Anonymous 0 Comments

During a drought, there’s just not enough water in the air to seed clouds. Most of the time, cloud seeding is like wringing water out of a slightly damp sponge in that you’ll probably get some to drip out. During a drought, the air is much dryer, so it’s more like trying to wring water out of a sponge that’s dried out overnight.

Anonymous 0 Comments

Cloud seeding is a way to get water that’s in the air to fall on the ground right away. If there is no water in the air, it doesn’t work. We could spray water in the air, but that’s a lot of water.

Anonymous 0 Comments

right now, cloud seeding is still a new technology, and it’s effectiveness is debated. it also costs a lot of money since it requires a lot of plane hours to seed clouds. you also need clouds to seed them, it’s not possible to create clouds from no where. it only works in very specific situations and the amount of “extra” rain created is considered to be negligible.

Anonymous 0 Comments

Basically, that’s not how cloud seeding works. We need actual clouds with enough water to condense into rain. Without those clouds, there’s nothing to seed.

Anonymous 0 Comments

If we could, we would. Being able to make it rain anywhere we want, whenever we want would be like a holy grail achievement of science.

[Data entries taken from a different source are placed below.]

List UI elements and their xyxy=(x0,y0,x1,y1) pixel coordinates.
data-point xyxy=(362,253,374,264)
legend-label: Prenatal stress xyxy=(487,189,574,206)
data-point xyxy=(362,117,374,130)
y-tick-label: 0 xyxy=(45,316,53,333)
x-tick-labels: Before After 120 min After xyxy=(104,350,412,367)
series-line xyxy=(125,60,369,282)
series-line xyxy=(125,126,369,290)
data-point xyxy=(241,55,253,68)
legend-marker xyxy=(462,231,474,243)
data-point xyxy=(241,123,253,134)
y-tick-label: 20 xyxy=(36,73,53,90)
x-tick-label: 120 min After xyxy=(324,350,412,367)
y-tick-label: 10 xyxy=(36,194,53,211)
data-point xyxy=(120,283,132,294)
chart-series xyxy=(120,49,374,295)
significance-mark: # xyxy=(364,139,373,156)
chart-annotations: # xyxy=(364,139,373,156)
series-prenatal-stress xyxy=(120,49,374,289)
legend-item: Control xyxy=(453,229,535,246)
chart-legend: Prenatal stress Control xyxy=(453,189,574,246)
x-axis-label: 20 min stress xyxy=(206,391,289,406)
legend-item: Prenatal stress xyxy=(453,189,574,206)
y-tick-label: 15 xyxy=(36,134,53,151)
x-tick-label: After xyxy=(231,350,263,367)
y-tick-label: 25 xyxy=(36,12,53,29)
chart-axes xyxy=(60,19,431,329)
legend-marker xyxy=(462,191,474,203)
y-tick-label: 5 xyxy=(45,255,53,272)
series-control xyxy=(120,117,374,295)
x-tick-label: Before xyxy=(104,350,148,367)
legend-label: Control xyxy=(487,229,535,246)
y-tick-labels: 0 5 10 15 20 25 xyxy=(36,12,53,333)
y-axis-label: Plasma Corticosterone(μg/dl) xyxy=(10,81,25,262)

Cloud seeding has been attempted for 100 years or more, and there is still no scientific consensus on whether it works or not. A lot of scientists are of the opinion that cloud seeding produces negligible or no results.

Anonymous 0 Comments

Cloud seeding requires the clouds to exist in the first place and prevents the clouds from dumping water wherever they normally would have.

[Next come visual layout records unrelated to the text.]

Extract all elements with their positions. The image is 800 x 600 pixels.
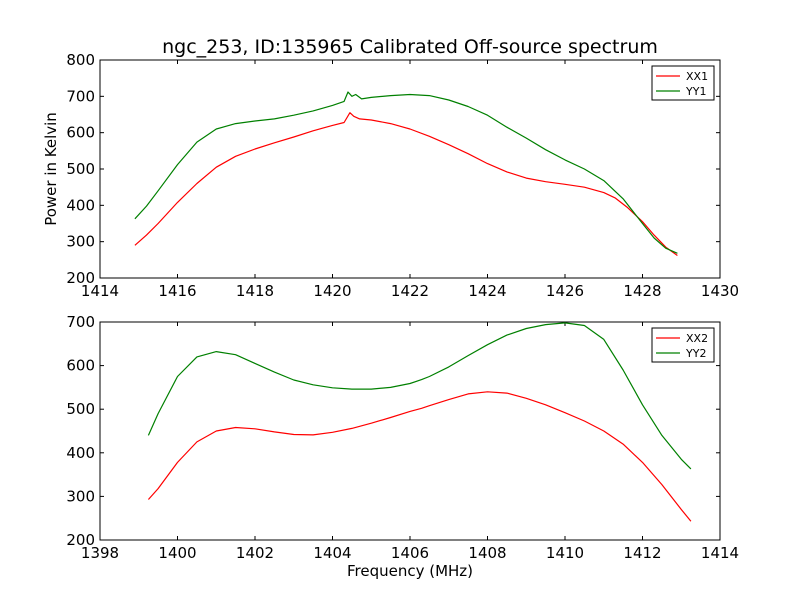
x-tick-label: 1426 [546, 282, 584, 300]
x-tick-label: 1416 [158, 282, 196, 300]
legend-label-yy2: YY2 [685, 347, 706, 360]
x-tick-label: 1408 [468, 544, 506, 562]
y-tick-label: 400 [66, 444, 95, 462]
x-tick-label: 1400 [158, 544, 196, 562]
y-tick-label: 700 [66, 87, 95, 105]
x-tick-label: 1414 [81, 282, 119, 300]
x-tick-label: 1424 [468, 282, 506, 300]
y-tick-label: 400 [66, 196, 95, 214]
series-line-yy1 [134, 91, 678, 254]
y-tick-label: 700 [66, 313, 95, 331]
x-tick-label: 1428 [623, 282, 661, 300]
x-tick-label: 1404 [313, 544, 351, 562]
legend-label-yy1: YY1 [685, 85, 706, 98]
x-tick-label: 1414 [701, 544, 739, 562]
x-tick-label: 1430 [701, 282, 739, 300]
x-tick-label: 1406 [391, 544, 429, 562]
top-subplot: 1414 1416 1418 1420 1422 1424 1426 1428 1430 200 3… [42, 51, 739, 300]
x-tick-label: 1402 [236, 544, 274, 562]
x-tick-label: 1418 [236, 282, 274, 300]
y-tick-label: 300 [66, 233, 95, 251]
legend-box [651, 65, 715, 101]
y-tick-label: 800 [66, 51, 95, 69]
x-tick-label: 1398 [81, 544, 119, 562]
series-line-yy2 [147, 322, 692, 470]
y-axis-label: Power in Kelvin [42, 112, 60, 226]
x-tick-label: 1420 [313, 282, 351, 300]
series-line-xx1 [134, 112, 678, 256]
y-tick-label: 600 [66, 357, 95, 375]
y-tick-label: 500 [66, 400, 95, 418]
x-tick-label: 1410 [546, 544, 584, 562]
x-tick-label: 1412 [623, 544, 661, 562]
series-line-xx2 [147, 391, 692, 522]
legend-label-xx2: XX2 [686, 332, 708, 345]
x-tick-label: 1422 [391, 282, 429, 300]
x-axis-label: Frequency (MHz) [347, 562, 473, 580]
y-tick-label: 300 [66, 487, 95, 505]
y-tick-label: 600 [66, 124, 95, 142]
y-tick-label: 200 [66, 531, 95, 549]
y-tick-label: 200 [66, 269, 95, 287]
bottom-subplot: 1398 1400 1402 1404 1406 1408 1410 1412 1414 200 3… [66, 313, 739, 580]
legend-label-xx1: XX1 [686, 70, 708, 83]
chart-title: ngc_253, ID:135965 Calibrated Off-source… [162, 36, 658, 58]
plot-area [99, 59, 721, 279]
legend-box [651, 327, 715, 363]
plot-area [99, 321, 721, 541]
y-tick-label: 500 [66, 160, 95, 178]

The issue that California is having right now is that clouds form in the Pacific Ocean and then follow the Pacific Jet Stream. Ocean temperatures are colder than normal off the California coast. That results in both less rain and the Jet Stream moving north into Washington and Canada. (So you get less clouds, and the clouds that do form go North and miss California.)

This is not unusual for California – the Pacific Ocean periodically cycles through warm and cold periods, which produce periods of tremendous rain, followed by drought, each lasting a few years. California historically dealt with this by heavily investing in water infrastructure, such as dams, that allowed it to store excess water in wet years. California more or less stopped investing in water infrastructure in the mid 90’s and the state’s growth has finally outpaced the existing infrastructure’s ability to cope.

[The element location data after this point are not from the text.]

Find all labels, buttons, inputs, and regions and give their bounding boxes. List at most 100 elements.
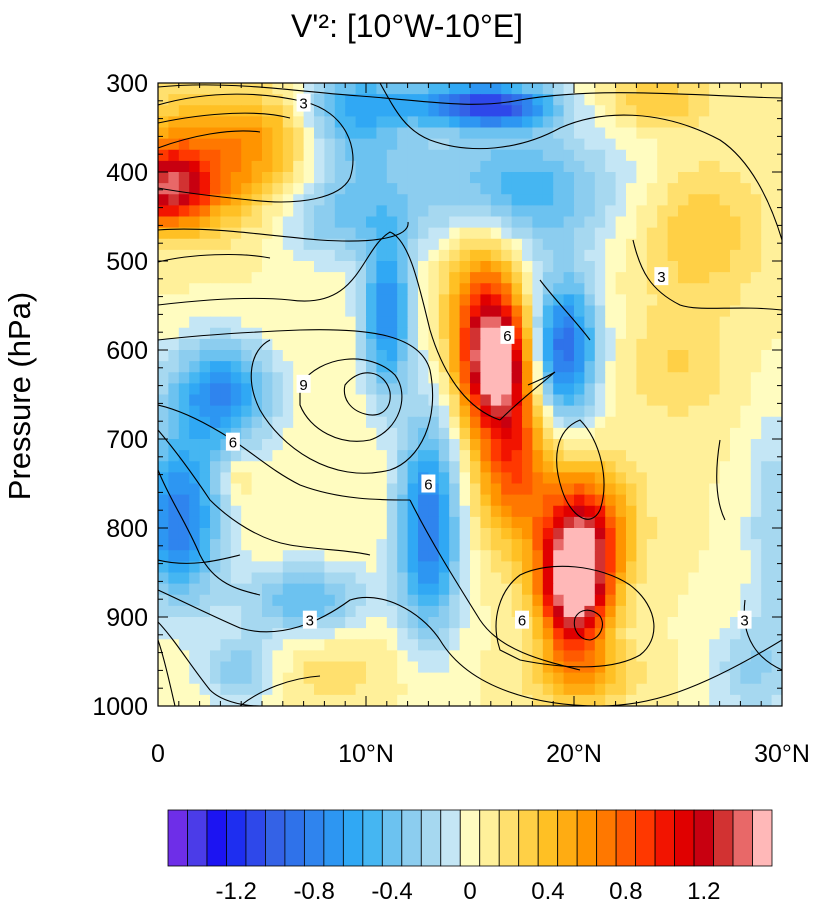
heatmap-cell (501, 283, 513, 295)
heatmap-cell (272, 639, 284, 651)
heatmap-cell (636, 694, 648, 706)
heatmap-cell (532, 249, 544, 262)
heatmap-cell (698, 439, 710, 451)
heatmap-cell (418, 594, 429, 607)
heatmap-cell (262, 249, 273, 262)
heatmap-cell (230, 661, 242, 674)
heatmap-cell (594, 327, 606, 340)
heatmap-cell (657, 183, 669, 195)
heatmap-cell (459, 483, 471, 496)
heatmap-cell (501, 149, 513, 162)
heatmap-cell (438, 172, 450, 184)
heatmap-cell (334, 572, 346, 585)
heatmap-cell (449, 316, 461, 329)
heatmap-cell (490, 472, 502, 485)
heatmap-cell (334, 472, 346, 485)
heatmap-cell (532, 650, 544, 663)
heatmap-cell (740, 350, 752, 362)
heatmap-cell (438, 249, 450, 262)
heatmap-cell (366, 149, 377, 162)
heatmap-cell (241, 505, 253, 518)
heatmap-cell (678, 516, 689, 529)
heatmap-cell (730, 116, 741, 129)
heatmap-cell (626, 583, 637, 596)
heatmap-cell (158, 639, 169, 651)
heatmap-cell (449, 617, 461, 629)
heatmap-cell (615, 350, 627, 362)
heatmap-cell (646, 227, 658, 240)
heatmap-cell (386, 650, 398, 663)
contour-line (158, 329, 434, 474)
heatmap-cell (334, 617, 346, 629)
heatmap-cell (740, 494, 752, 507)
heatmap-cell (709, 149, 721, 162)
heatmap-cell (584, 294, 596, 307)
heatmap-cell (366, 628, 377, 640)
heatmap-cell (501, 94, 513, 106)
heatmap-cell (646, 561, 658, 574)
heatmap-cell (386, 528, 398, 540)
heatmap-cell (189, 494, 201, 507)
heatmap-cell (688, 639, 700, 651)
heatmap-cell (376, 561, 388, 574)
heatmap-cell (459, 594, 471, 607)
heatmap-cell (158, 194, 169, 206)
heatmap-cell (230, 394, 242, 407)
heatmap-cell (584, 694, 596, 706)
heatmap-cell (345, 583, 357, 596)
heatmap-cell (449, 116, 461, 129)
heatmap-cell (501, 383, 513, 396)
heatmap-cell (574, 617, 585, 629)
heatmap-cell (220, 594, 232, 607)
heatmap-cell (522, 294, 533, 307)
heatmap-cell (584, 227, 596, 240)
heatmap-cell (178, 294, 190, 307)
heatmap-cell (542, 583, 554, 596)
heatmap-cell (709, 528, 721, 540)
heatmap-cell (501, 261, 513, 273)
heatmap-cell (386, 405, 398, 418)
heatmap-cell (688, 249, 700, 262)
heatmap-cell (407, 194, 419, 206)
heatmap-cell (740, 528, 752, 540)
heatmap-cell (386, 416, 398, 429)
heatmap-cell (220, 350, 232, 362)
heatmap-cell (293, 516, 305, 529)
heatmap-cell (563, 683, 575, 696)
heatmap-cell (574, 694, 585, 706)
heatmap-cell (490, 194, 502, 206)
heatmap-cell (480, 283, 492, 295)
heatmap-cell (657, 372, 669, 384)
heatmap-cell (418, 550, 429, 562)
heatmap-cell (750, 639, 762, 651)
heatmap-cell (324, 205, 336, 218)
heatmap-cell (657, 494, 669, 507)
heatmap-cell (761, 672, 773, 685)
heatmap-cell (501, 83, 513, 95)
heatmap-cell (251, 661, 263, 674)
heatmap-cell (605, 116, 617, 129)
heatmap-cell (750, 483, 762, 496)
heatmap-cell (241, 494, 253, 507)
heatmap-cell (449, 205, 461, 218)
heatmap-cell (594, 283, 606, 295)
heatmap-cell (522, 383, 533, 396)
heatmap-cell (220, 249, 232, 262)
heatmap-cell (490, 327, 502, 340)
heatmap-cell (386, 294, 398, 307)
heatmap-cell (178, 394, 190, 407)
heatmap-cell (626, 405, 637, 418)
heatmap-cell (210, 405, 221, 418)
heatmap-cell (553, 516, 565, 529)
heatmap-cell (761, 528, 773, 540)
heatmap-cell (480, 338, 492, 351)
heatmap-cell (303, 305, 315, 318)
heatmap-cell (480, 160, 492, 173)
heatmap-cell (158, 628, 169, 640)
heatmap-cell (220, 483, 232, 496)
heatmap-cell (646, 650, 658, 663)
heatmap-cell (314, 216, 325, 229)
heatmap-cell (480, 450, 492, 462)
heatmap-cell (605, 361, 617, 373)
heatmap-cell (449, 172, 461, 184)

California can’t just create clouds because the water has to come from somewhere. In rain heavy years, Northern California will get somewhere around 80 inches of rain. That means that enough water will fall on Northern California to cover an area the size of New York and Pennsylvania in 7 feet of water. That is a tremendous amount of water and the only source for it is the ocean.

Northern California remains one of the wettest places on Earth, on average. But for the state to function it needs to be able to store enough of that water, which it currently can’t do due to a lack of investment in/approval for major water management projects.

Anonymous 0 Comments

> It’s not like the water is disappearing from earth, **it’s just displacing in other parts of the world**

Well, there is one part of the problem (aside from the fact that cloud seeing still requires the right conditions to work).

Anonymous 0 Comments

Cloud seeding is already happening in the western US. At best it could provide a 10% lift in rainfall. It works, but it’s not a solution.
Source: had to research this for work

Anonymous 0 Comments

The “water cycle” we learned about in elementary school is very slow. It would need a climate changing increase in energy to get enough moisture into the right part of the atmosphere to increase continental rainfall enough to make a difference, and THAT would have significant unwanted effects.

Anonymous 0 Comments

You still need to get the water from somewhere. If you are having to bring water in from somewhere else, you might as well take it directly to where you need rather than spend a lot of effort to get it into the air, and hope that most of it falls back down where you need.